John. Slip the threaded part over the lead, cut back a bit of the insulation and put the wire exposed through the washer. Bend the wires back so they hold the washer on and then screw the lead into the coil. However, most coils nowadays don't use the screw in type, they use a spring fitting arrangement to hold the wire in the coil with a rubber moulding to cover it all up.

Tony
Tony Oliver

Thanks for that Tony. I'd seen something about the "new type" but not the screw in type.
Cheers
John
John Minchin

It is an older method for both anchoring the wire into the coil and making sure that all strands are in contact with the coil top socket connection.
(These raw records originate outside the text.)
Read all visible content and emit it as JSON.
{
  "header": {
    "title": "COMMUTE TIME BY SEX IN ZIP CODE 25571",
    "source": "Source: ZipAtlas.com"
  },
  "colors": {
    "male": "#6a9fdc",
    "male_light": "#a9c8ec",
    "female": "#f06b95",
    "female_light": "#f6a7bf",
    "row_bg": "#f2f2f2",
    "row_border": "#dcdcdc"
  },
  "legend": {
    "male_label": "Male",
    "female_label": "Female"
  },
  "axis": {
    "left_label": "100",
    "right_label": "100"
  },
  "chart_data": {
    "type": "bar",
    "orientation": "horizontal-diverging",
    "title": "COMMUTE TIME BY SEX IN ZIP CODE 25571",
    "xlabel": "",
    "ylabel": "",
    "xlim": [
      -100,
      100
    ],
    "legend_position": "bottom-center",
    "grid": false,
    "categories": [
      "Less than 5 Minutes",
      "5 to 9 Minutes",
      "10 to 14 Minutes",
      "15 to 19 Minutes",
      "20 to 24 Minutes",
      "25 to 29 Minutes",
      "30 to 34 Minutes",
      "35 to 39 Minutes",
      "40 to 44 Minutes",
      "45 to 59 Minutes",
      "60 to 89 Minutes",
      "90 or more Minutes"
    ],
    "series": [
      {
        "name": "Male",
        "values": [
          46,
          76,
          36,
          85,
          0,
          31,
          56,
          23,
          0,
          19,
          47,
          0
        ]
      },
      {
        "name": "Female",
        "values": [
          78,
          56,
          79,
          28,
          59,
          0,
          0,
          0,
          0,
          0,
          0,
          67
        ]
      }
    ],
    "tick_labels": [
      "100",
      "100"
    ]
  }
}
The best method is to take the strands and after inserting them thru the hole in the large copper washer, fan them out so that they radiate from center in a circular pattern, like spokes from a hub, then insert this assembly into the coil top, and screw down the plastic fitting until it bottoms against the washer. This will hold the wire/strands in place and make as good a connection as possible.
Bob Muenchausen

I would go one step further. Just put a drop of solder on the wires you bend over. It stops them from pulling out which they will. Cut the insulation so the wires show less than 1/4 inch. Otherwise after soldering the end you will have to clip the over long wires.
Sandy
Sandy Sanders

With 20Kv flying around just fanning them works fine. I have never had a problem at the HT end of the coil. I am using Bosch silicon rubber leads now, they have been on for years and cope fine with the 45 thou gap for the Classicheads electronic ing.
Stan Best

I've been using silicone rubber HT leads for over 30 years. The only failure I've had was a curious one on the roadster where one of the brass connectors developed a blue coating that blocked the HT and resisted scraping off. The ones on the V8 have seen 75k and 13 years so far. They are miles better than the carbon string which start going high-resistance almost immediately, the silicone being very stable, and significantly cheaper as well.